Ok so quick overview
i have a python script which basically counts the amount of times a line occurs and produces a output with the string and occurrences
this is the working code
echo -e "username is richard\nusername is bob\nusername is phil" | awk '{print $3}' | ./lineCount1.py
1 bob
1 phil
1 richard
Code:
#!/usr/bin/python
import sys
names = {}
for name in sys.stdin.readlines():
name = name.strip()
if name in names:
names[name] += 1
else:
names[name] = 1
for name, count in names.iteritems():
sys.stdout.write("%d\t%s\n" % (count, name))

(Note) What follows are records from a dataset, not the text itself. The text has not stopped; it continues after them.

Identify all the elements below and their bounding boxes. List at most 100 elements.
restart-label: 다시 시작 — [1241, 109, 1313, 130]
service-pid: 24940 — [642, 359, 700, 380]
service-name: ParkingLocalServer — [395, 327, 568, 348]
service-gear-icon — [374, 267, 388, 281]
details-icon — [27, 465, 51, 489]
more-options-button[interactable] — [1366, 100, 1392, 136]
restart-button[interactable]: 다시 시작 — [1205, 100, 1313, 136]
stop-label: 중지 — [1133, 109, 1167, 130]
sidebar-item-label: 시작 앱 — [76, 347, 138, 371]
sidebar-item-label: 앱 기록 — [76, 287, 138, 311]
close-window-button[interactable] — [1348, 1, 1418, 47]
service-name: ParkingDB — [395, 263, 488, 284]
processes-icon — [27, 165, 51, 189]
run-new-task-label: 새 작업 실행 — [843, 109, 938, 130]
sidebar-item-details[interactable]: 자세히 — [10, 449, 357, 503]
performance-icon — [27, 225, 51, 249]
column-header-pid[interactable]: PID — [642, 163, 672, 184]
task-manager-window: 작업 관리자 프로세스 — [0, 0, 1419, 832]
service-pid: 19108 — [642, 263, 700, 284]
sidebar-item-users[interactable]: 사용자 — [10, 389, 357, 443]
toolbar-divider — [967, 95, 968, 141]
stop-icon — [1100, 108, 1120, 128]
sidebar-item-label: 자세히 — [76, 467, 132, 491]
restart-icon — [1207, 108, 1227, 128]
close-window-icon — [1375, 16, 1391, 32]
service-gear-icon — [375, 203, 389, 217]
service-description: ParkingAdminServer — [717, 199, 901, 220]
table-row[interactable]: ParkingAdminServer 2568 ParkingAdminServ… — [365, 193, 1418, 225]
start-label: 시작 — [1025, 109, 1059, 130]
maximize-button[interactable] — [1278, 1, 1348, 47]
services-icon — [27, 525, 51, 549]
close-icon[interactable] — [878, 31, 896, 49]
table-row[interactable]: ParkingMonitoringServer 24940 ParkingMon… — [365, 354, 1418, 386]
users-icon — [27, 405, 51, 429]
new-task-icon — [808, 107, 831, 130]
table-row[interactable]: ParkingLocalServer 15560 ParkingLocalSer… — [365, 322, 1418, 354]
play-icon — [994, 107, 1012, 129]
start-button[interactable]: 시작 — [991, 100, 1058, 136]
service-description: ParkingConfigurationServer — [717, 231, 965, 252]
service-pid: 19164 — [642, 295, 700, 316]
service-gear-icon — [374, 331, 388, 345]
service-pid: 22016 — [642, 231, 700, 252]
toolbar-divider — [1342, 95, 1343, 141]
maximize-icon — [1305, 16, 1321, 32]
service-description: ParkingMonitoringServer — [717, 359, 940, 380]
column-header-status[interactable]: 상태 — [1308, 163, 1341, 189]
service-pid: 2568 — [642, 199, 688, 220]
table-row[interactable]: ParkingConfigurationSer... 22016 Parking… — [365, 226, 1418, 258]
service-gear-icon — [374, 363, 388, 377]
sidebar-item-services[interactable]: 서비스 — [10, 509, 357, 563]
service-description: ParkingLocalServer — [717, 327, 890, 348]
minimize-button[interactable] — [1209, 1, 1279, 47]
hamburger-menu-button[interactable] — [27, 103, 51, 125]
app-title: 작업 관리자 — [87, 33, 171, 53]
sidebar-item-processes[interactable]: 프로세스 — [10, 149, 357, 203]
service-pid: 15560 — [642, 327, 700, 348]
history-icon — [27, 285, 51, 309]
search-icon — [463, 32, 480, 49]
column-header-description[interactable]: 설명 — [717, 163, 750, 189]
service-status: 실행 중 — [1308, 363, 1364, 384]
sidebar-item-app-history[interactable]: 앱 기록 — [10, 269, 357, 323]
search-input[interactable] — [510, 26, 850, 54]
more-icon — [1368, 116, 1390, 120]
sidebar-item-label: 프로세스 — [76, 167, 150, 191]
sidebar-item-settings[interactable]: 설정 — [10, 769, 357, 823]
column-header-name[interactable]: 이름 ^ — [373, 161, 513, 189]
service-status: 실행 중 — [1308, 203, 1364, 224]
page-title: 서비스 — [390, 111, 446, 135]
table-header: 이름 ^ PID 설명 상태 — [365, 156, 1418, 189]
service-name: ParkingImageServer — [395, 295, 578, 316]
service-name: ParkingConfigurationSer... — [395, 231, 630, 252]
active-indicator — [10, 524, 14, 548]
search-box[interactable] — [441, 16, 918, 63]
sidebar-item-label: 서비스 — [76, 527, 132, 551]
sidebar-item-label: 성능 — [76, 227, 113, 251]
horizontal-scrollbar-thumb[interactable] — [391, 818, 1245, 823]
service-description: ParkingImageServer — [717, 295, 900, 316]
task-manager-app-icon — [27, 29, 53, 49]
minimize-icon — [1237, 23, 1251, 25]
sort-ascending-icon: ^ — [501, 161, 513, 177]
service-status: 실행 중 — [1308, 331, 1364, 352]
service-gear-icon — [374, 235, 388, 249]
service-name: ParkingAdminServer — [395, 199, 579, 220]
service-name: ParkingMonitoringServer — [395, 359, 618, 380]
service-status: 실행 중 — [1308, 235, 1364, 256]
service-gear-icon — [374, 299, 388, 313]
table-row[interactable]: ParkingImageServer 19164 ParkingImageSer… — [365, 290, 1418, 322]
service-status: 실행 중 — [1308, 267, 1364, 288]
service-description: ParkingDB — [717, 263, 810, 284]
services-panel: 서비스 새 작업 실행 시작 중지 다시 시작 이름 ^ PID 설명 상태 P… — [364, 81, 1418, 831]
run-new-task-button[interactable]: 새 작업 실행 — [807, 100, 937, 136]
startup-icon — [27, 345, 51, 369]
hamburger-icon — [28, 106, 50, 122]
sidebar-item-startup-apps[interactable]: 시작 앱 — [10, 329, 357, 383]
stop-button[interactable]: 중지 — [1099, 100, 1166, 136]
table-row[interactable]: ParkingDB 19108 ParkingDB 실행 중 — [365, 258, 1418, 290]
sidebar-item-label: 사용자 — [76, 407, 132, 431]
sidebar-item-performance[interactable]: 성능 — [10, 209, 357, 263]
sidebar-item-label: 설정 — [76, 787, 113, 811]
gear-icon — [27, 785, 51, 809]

Now i wanted to remove having to format (use awk) before entering the data into the script so i used the .split functionality which seems to break it
echo -e "username is richard\nusername is bob\nusername is phil" | ./lineCount2.py
Traceback (most recent call last):
File "./lineCount2.py", line 8, in <module>
if name in names:
TypeError: unhashable type: 'list'
Code:
#!/usr/bin/python
import sys
names = {}
for line in sys.stdin.readlines():
word = line.split()
name = [line[2]]
if name in names:
names[name] += 1
else:
names[name] = 1
for name, count in names.iteritems():
sys.stdout.write("%d\t%s\n" % (count, name))
Ive read up on this a bit and can see its something to do with it needing to be tuples ? Had a play around but cant seem to get it to work. Any help would be appreciated.